Public school critics say that public schools cost a lot of money and don't give enough returns. But running a parallel system of schools, duplicating administration and buildings-- it's a very expensive way to do education. And again, I would say, even as a taxpayer, to bring it on. But most states have set up a system of trying to run several systems with the same money that used to run one system, and that means that every child taken out of the public system weakens that system for the students left behind, the students whose parents can neither move them to a ritzy neighborhood OR get them into a charter school.
Public school critics say that the public system is an unresponsive monolith, and that can certainly be the truth. But how is it an improvement to have a charter school whose operators are unelected, do not have to meet in public, and are not accountable to the public. My small town is served by a public school system and some cyber charters. This month, the proposed budget for the public system is available to anyone who wants to look at it. Taxpayers can come to the next board meeting to comment on that budget, or they can just call their elected board member and spout off. Meanwhile, nobody knows who even runs the cyber charters or what they intend to do with the tax dollars they collect. How is that better?
Public schools screw up, and it's not just public school critics that notice. But there are laws and rules and regulations in place that govern public school and public school staff, providing an avenue for reporting, punishing, and correcting those issues. Charters are mostly operating with far fewer rules and regulations. How does that make them more accountable or reliable?
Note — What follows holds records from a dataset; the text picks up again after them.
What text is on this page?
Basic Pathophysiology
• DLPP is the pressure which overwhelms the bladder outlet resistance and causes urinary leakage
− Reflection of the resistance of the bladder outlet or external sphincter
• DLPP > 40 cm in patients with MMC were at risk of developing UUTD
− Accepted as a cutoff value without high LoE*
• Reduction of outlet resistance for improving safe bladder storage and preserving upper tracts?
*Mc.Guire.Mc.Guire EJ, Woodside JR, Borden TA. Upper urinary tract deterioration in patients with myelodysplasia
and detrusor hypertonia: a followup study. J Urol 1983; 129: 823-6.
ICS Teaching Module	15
Public schools often reflect and exacerbate equity issues. But charters have also been instrumental in increased segregation, as well as programs that seem aimed at creating compliant worker drones and not future leaders.
Again, my point is not "Hey, these charters are no better than public schools." That would suggest that the effect of charters is simply neutral. But it's not-- modern charter policy is economically damaging, the dispersal of students to charters damages the community, and charters attempt to rescue a handful of students at considerable expense to all the students who are left in public schools.
This is like taking a special tonic that costs a thousand dollars a bottle and makes you feel worse. It's bad policy.
Furthermore, equity would mean that choice wouldn't be necessary because all the choices would reflect a quality education for all.— Jose Vilson (@TheJLV) May 23, 2017
Charters do solve the problems of some individual families-- I don't want to send my child to public school (for any number of reasons, some more admirable than others) and now I don't have to. I'm sympathetic to that choice (well, unless your beef is that you don't want your white kid to go to school with those black kids-- then you're just a racist jerk) and I understand why you want to make it. But as a nation, our approach to education can't be, "We'll make sure that some kids can get a good education, and the rest-- oh, well. They're not our problem."
The challenge of public education is, again, to provide a good education for every child in the United States for a politically sustainable cost. It is a challenge that comes with lots of obstacles and problems, and after so many years, it is still not clear to me how modern charter schools help meet that challenge. Instead, I think modern charters have been set up to be one more obstacle. But by all means, if you want to explain to me exactly what problems charter provide a solution for (and not more explanation of how public schools are bad), my comments section is open for business.